In a significant step toward legal reform, the Uttarakhand Cabinet, led by Chief Minister Pushkar Singh Dhami, has approved the manual for the implementation of the Uniform Civil Code (UCC). The approval came during a Cabinet meeting held at the state secretariat on Monday. The dates for the rollout of the UCC will be announced soon.

This decision follows partial amendments made to the rules previously drafted for the UCC’s implementation. The amendments were thoroughly examined and finalised with input from the Law Department, with the Cabinet’s discussion focusing on the smooth execution of the law.

Post-meeting, Chief Minister Dhami expressed his satisfaction with the progress, underlining the government’s commitment to fulfilling a key electoral promise. “We had assured the people of Uttarakhand during the 2022 elections that the UCC would be implemented promptly once our government came to power. With the draft committee’s work complete, we are now closer to fulfilling that promise,” Dhami stated.

Uttarakhand’s implementation of the UCC will make it the first state in India to adopt a comprehensive civil law framework for all religious communities. The UCC aims to standardize laws in areas such as marriage, divorce, inheritance, adoption, and maintenance. While India already has a Uniform Criminal Code, a unified civil law has not existed until now.

The UCC will explicitly exclude tribal communities and prohibit practices such as ‘halala’, ‘iddat’, and ‘talaq’, which are part of Muslim Personal Law. The law itself consists of 392 sections and is divided into seven schedules. The comprehensive 750-page draft, which spans four volumes, was prepared by a five-member expert committee formed in June 2022 to examine the feasibility of introducing the UCC in Uttarakhand.

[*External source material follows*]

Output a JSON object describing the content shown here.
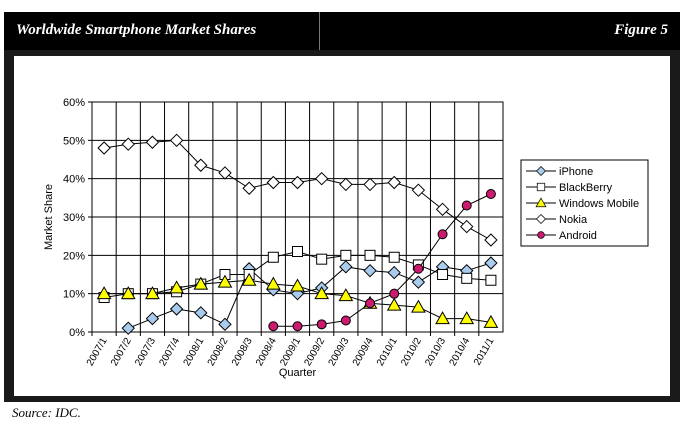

Led by Retired Justice Ranjana Prakash Desai, the committee submitted the final draft to the state government on February 2, 2024. The draft received approval from the state Cabinet on February 4, followed by ratification by the state Assembly during a special session. Governor Lt. Gen Gurmit Singh (Retd) gave the green light on February 28, marking the UCC’s passage into law, a move hailed as a historic milestone in Indian legal history.

While the implementation dates are yet to be finalized, the Cabinet’s approval signals that Uttarakhand is poised to set a significant legal precedent in India.